Part of the research focuses on the flexible geographical positioning of manufacturing plants, which would allow for some independence from suppliers. “Countries with a strong potential for waste wood and green power, such as Finland or even Canada, can act as producers of acetic acid, which is then hydrogenated to make ethanol in the final process step,” says LUT Prof. Tuomas Koiranen.

“In the future, countries like Germany will hopefully have a green electricity mix and will be able to carry out the hydrogenation of acetic acid to ethanol at a domestic level. However, Germany does not have the waste wood potential for a large-scale biomass gasification which is required for the synthesis of acetic acid,” adds Prof. Matthias Gaderer, Professor of Renewable Energy Systems at TUM.

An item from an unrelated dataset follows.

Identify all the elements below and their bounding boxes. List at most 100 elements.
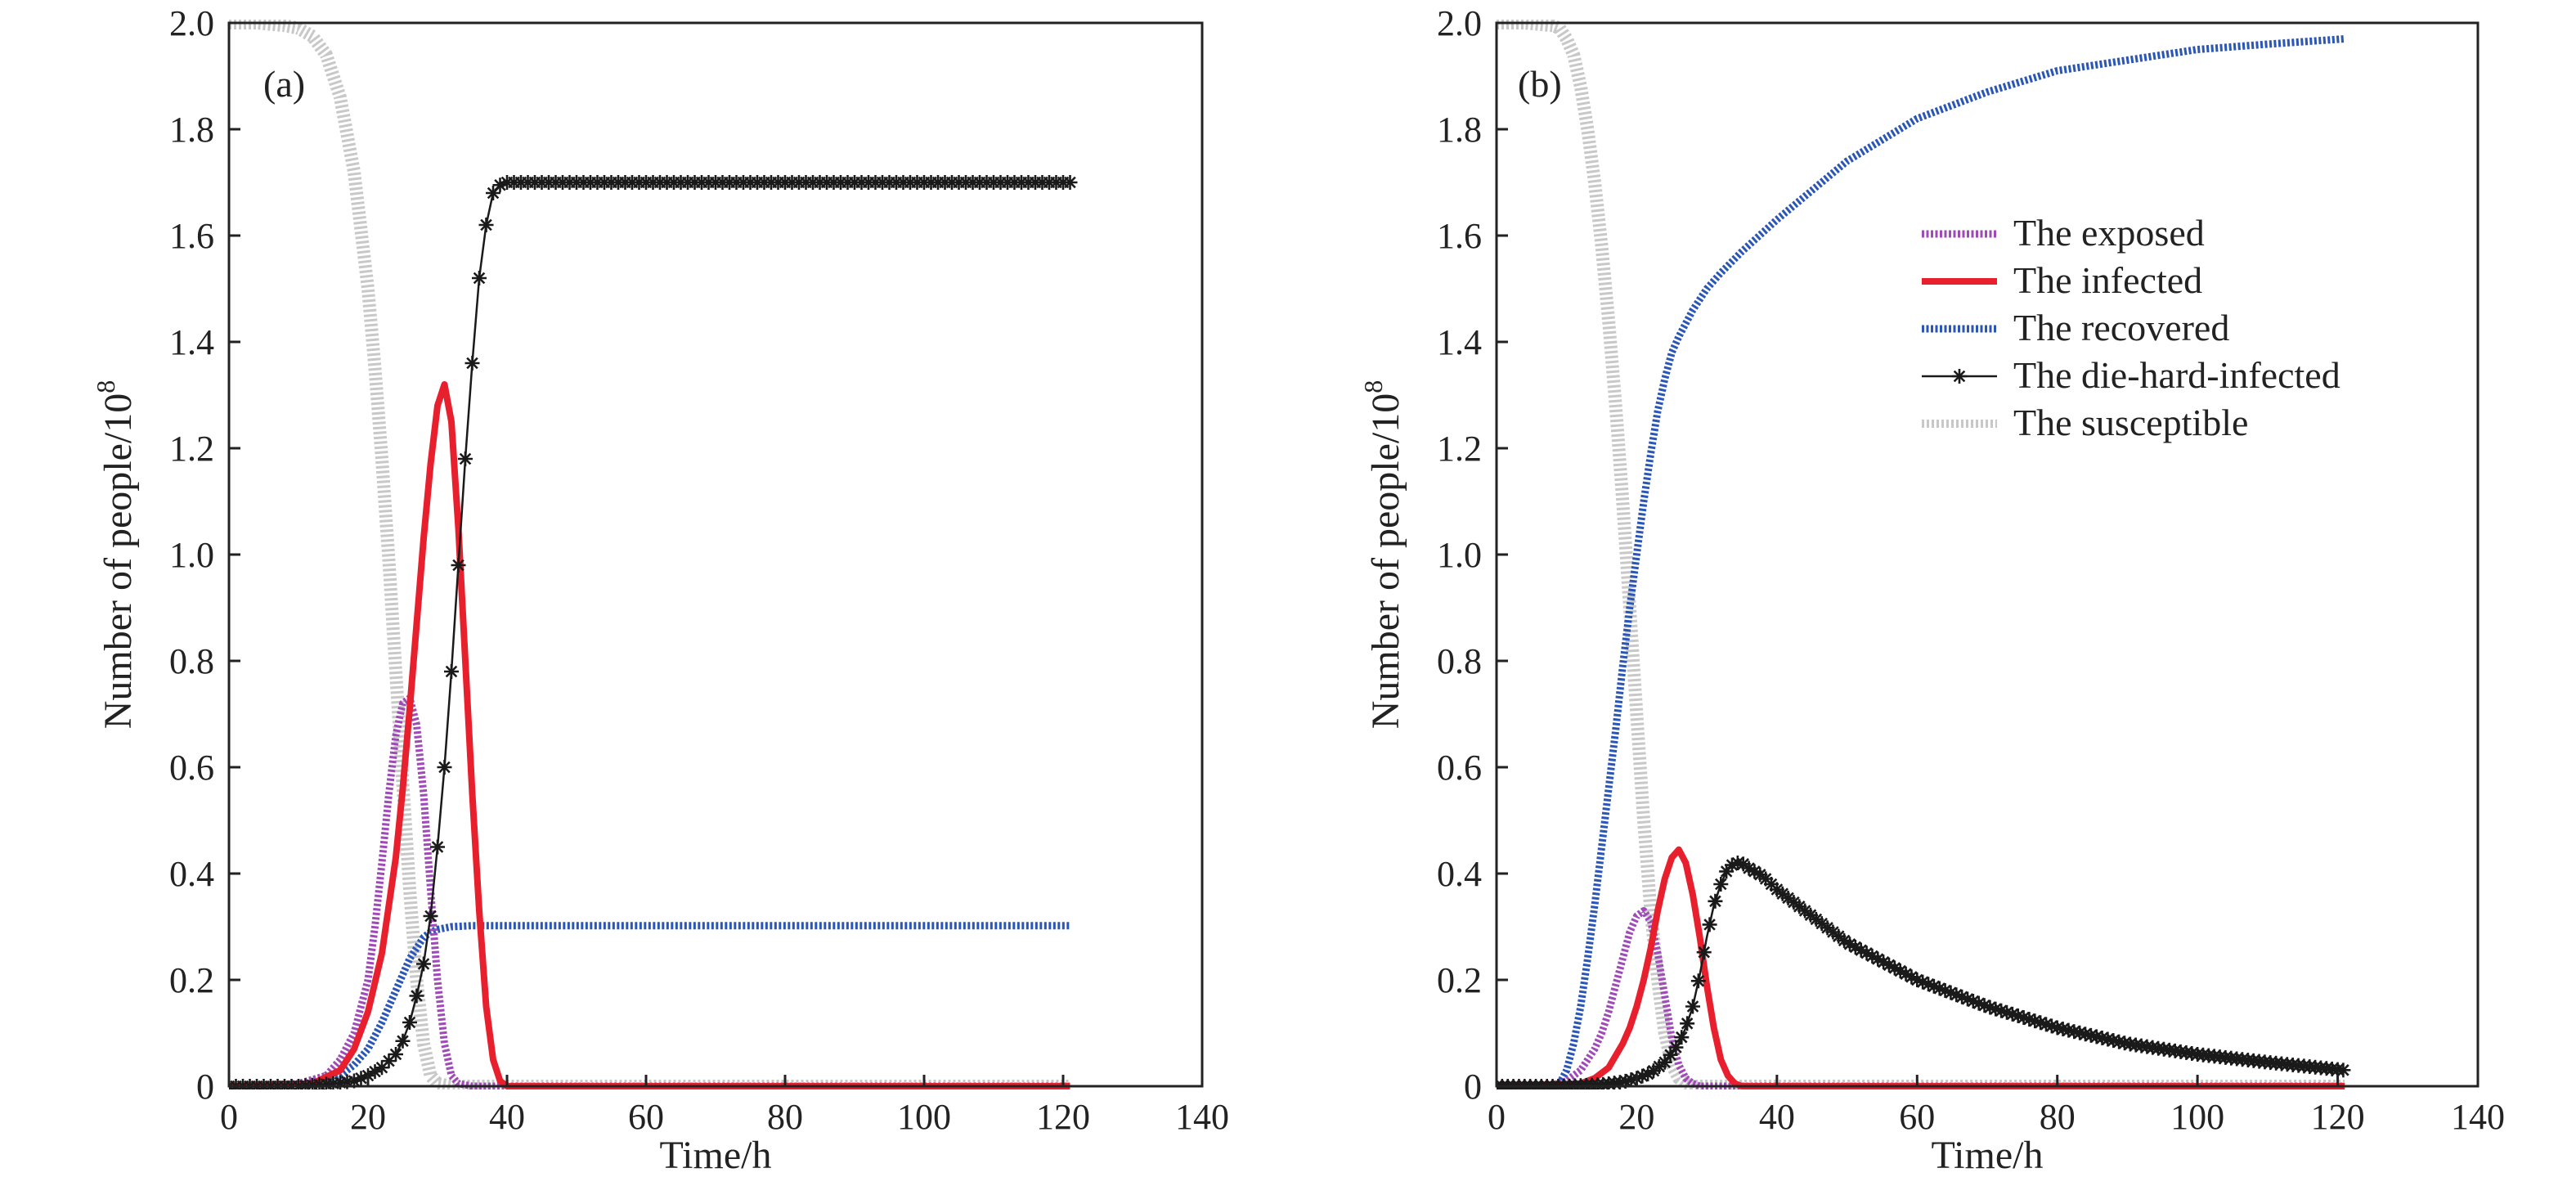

The technology needs to mature further

With the use of green electricity to power the electrolysis, this technique can create a low CO2 fuel with a greenhouse gas reduction potential of 75% when compared to a fossil fuel such as gasoline. Ethanol is well-established as a fuel. It can be used in the form of E-10 gasoline, which already contains 10% ethanol in the fuel mixture for conventional autos, or as ED95, which contains 95% ethanol, as a diesel substitute for heavy goods transportation.

The scientists’ process simulation demonstrated the process’s competitiveness. “To market this product, the level of technological maturity must be improved further. The next steps could entail further catalyst developments, a reactor design and the construction and operation of a pilot system,” says Prof. Gaderer.